The Trump administration banned U.S. companies from selling to Huawei in March over concerns about Chinese spying, but has twice delayed the ban, which is now scheduled to take effect Nov. 19. It later added 28 other Chinese companies to the blacklist. President Trump promised to exempt some sales in June, but so far no licenses have been approved. The United States and China are expected to reach the first phase of a trade agreement sometime this month, which could expedite the process, Ross said.

PWNED: President Trump's intense Twitter habit has made him a prime target for propaganda from China, Russia and Iran, the New York Times's Mike McIntire and Nicholas Confessore report.  

State-sponsored accounts from those nations have directed thousands of posts at the president, some of which he has retweeted, they report.

State-sponsored accounts trying to attract the president's attention "frequently promoted conspiracy theories or support for Mr. Trump’s policies," Mike and Nicholas report. One of the state-sponsored accounts retweeted by Trump wrote, "We love you Mr. President!".

Trump's high level of engagement on Twitter gives users an "amazing opportunity to game the president," former FBI agent and cybersecurity expert Clint Watts told the Times. “You are very clearly capable of using Twitter to entice and influence this president,” he said. “You can distort the guy’s views from your house.”

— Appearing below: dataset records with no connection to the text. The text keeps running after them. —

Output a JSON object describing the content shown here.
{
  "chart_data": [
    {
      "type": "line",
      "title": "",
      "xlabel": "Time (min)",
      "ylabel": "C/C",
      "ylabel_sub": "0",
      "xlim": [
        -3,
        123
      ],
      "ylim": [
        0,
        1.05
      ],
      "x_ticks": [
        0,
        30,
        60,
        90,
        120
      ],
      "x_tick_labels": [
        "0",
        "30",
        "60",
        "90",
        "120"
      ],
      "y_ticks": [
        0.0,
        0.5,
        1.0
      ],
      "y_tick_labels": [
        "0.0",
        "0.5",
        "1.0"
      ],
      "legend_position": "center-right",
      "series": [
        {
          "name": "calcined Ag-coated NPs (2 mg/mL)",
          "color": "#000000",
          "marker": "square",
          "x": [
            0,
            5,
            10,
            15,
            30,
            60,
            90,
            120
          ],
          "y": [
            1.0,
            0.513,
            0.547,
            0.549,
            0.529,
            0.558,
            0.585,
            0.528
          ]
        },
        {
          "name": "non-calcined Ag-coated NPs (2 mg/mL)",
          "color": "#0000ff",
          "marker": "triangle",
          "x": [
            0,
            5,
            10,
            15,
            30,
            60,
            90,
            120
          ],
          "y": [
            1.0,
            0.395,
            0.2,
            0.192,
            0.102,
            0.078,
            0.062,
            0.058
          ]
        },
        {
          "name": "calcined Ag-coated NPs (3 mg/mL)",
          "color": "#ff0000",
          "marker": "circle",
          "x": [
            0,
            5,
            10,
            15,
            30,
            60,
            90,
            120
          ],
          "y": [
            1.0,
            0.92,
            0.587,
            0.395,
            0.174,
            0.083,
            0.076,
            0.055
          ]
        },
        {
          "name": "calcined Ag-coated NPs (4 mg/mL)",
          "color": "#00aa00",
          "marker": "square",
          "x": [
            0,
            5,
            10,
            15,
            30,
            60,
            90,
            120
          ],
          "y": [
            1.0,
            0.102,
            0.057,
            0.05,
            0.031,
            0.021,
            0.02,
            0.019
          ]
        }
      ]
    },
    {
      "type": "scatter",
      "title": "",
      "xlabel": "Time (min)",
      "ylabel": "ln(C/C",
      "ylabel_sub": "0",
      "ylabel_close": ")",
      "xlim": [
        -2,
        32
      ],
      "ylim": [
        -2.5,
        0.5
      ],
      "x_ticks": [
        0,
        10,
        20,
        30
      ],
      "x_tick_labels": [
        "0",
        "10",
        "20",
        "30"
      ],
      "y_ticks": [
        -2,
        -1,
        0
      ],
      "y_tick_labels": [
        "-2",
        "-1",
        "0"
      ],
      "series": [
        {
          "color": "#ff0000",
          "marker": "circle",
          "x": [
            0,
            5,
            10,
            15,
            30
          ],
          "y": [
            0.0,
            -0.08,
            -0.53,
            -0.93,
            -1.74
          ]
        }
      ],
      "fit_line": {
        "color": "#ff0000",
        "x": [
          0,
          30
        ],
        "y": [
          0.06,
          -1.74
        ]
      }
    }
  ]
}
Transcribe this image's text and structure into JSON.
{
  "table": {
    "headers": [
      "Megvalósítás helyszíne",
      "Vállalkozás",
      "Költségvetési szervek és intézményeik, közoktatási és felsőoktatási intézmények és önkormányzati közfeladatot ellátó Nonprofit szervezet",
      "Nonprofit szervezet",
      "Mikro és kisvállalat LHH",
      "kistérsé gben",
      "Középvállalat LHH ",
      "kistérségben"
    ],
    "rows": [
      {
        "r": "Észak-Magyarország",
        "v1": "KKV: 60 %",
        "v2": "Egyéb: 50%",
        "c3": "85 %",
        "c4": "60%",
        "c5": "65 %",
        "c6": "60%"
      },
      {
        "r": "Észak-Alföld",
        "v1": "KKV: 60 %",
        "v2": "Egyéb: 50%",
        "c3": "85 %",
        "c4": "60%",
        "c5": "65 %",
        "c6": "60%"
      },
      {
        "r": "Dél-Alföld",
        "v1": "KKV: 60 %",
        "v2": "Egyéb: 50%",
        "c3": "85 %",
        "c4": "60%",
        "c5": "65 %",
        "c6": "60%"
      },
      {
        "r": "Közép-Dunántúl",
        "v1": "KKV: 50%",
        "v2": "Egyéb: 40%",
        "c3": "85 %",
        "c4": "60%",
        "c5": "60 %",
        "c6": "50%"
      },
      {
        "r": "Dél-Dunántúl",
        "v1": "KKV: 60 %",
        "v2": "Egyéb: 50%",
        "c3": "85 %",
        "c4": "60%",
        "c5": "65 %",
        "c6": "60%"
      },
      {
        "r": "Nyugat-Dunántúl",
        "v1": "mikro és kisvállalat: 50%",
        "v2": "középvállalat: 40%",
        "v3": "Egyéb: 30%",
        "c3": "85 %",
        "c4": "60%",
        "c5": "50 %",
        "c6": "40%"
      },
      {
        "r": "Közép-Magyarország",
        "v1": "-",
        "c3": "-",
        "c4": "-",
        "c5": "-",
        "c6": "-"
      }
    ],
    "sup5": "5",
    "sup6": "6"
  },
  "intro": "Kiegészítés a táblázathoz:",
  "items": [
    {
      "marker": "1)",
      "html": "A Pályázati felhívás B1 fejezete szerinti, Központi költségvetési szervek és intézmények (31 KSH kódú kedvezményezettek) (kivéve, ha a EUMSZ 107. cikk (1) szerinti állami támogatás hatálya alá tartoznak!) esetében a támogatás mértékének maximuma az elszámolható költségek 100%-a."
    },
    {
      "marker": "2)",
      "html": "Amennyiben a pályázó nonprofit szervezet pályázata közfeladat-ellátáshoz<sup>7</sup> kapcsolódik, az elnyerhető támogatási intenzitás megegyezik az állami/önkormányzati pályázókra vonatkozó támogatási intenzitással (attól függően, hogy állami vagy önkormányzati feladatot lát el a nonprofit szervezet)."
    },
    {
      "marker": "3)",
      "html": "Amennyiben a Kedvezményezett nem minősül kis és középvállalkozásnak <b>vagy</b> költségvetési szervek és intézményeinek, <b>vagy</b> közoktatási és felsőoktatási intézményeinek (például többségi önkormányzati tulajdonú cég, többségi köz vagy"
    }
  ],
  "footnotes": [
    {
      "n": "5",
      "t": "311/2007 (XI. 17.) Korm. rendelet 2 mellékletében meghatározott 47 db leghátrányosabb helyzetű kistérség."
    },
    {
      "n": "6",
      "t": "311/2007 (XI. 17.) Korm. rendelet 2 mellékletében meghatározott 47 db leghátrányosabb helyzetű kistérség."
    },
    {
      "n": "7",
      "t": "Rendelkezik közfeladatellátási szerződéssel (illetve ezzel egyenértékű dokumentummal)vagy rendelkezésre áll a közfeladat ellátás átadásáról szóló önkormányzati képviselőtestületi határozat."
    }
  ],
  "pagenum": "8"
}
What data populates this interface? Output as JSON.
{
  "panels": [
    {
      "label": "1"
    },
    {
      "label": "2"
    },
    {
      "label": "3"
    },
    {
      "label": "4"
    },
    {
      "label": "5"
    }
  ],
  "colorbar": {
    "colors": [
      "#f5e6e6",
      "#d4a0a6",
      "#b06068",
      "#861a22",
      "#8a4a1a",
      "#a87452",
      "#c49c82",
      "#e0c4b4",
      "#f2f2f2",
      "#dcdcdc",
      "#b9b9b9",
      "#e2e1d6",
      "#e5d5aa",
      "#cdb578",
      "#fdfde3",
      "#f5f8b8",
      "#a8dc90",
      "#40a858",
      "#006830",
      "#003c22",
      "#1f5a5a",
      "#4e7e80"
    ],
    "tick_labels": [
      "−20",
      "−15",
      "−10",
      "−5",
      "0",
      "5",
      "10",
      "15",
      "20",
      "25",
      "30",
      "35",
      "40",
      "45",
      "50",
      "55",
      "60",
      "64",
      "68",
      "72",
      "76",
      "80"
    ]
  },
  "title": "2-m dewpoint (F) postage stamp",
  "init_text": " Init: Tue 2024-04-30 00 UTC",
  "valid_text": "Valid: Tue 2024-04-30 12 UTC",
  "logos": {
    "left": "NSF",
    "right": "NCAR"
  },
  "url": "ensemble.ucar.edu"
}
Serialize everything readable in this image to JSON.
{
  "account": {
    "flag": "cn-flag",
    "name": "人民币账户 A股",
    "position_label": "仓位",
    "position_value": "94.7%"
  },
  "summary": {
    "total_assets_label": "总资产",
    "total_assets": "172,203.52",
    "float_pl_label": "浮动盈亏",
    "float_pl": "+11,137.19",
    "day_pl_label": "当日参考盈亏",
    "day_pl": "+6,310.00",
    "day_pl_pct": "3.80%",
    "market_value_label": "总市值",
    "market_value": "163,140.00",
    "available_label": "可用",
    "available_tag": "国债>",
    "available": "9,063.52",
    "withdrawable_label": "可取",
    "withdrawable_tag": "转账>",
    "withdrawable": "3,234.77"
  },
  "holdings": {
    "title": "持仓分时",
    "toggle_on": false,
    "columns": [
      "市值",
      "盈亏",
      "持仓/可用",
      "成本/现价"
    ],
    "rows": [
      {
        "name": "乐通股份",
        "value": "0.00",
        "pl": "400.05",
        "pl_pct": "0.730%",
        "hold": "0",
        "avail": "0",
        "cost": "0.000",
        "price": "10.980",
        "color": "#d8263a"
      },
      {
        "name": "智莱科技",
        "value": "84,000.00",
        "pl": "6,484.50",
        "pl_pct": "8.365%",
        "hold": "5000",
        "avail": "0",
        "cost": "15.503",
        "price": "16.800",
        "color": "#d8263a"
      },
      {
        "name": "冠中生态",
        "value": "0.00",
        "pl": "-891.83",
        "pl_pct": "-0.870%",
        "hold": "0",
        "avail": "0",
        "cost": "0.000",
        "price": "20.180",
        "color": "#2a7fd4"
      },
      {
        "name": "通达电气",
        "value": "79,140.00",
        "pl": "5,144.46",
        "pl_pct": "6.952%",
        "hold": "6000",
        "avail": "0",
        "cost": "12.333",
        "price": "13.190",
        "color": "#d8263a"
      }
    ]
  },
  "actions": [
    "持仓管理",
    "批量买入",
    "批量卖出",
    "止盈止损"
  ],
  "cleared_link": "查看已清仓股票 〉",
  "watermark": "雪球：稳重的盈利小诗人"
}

Trump has retweeted at least 145 unverified accounts that push conspiracy or extremist content, more than two dozen of which have been suspended by Twitter, the Times found.

PUBLIC KEY

— Cybersecurity news from the public sector:

Officials and cyber experts are expressing confidence in reforms made to prevent a repeat of election hacking and foreign interference one year ahead of their biggest test yet, Election Day 2020.
The Hill
The Pentagon once again is sending cyber personnel overseas to gather intelligence to help protect the 2020 presidential elections against foreign interference, the U.S. Embassy in Montenegro announced this week.
CyberScoop
Organizations that rely on third-party vendors to provide cloud-based services are increasingly at risk of ransomware attacks, according to a new report.
State Scoop
The Trump administration is creating a center that will give immigration agents access to information from U.S. intelligence agencies. Migrants and others denied entry will be unable to see the evidence against them because it is classified.
ProPublica
The Defense Department named five bases around the country to test emerging high speed 5G network applications.
Federal Computer Week

PRIVATE KEY

— Cybersecurity news from the private sector:

After months of warnings, the first successful attack using Microsoft's BlueKeep vulnerability has arrived—but isn't nearly as bad as it could have been.
Wired
The so-called Hamburglar is still at large, infiltrating customers’ McDonald’s app accounts and ordering food on their dime. For some victims, their troubles didn’t end there as they were unhappy with how McDonald’s handled their cases.
CBC
Germany and France are rolling out a government-backed project to develop European cloud infrastructure in an effort to help local providers compete with U.S. technology giants, which dominate the global cloud market.
Wall Street Journal

THE NEW WILD WEST

— Cybersecurity news from abroad:

India’s main opposition Congress party said on Sunday that its general secretary Priyanka Gandhi Vadra had been informed by messaging service WhatsApp that her phone was hacked during this year’s election campaign by malware from Israeli surveillance firm NSO.
Reuters

CHAT ROOM

Just in time for this year's Election Day, check out John Oliver's This Week Tonight riff on election security:

ZERO DAYBOOK

—Coming up:

  • The Judiciary Committee’s subcommittee on crime and terrorism will host a hearing entitled “How Corporations and Big Tech Leave Our Data Exposed to Criminals, China, and Other Bad Actors on Tuesday at 2:30 p.m. EST.
  • The Senate Judiciary Committee will host a hearing on Reauthorizing the USA FREEDOM Act of 2015 on Wednesday at 2:30 p.m. EST.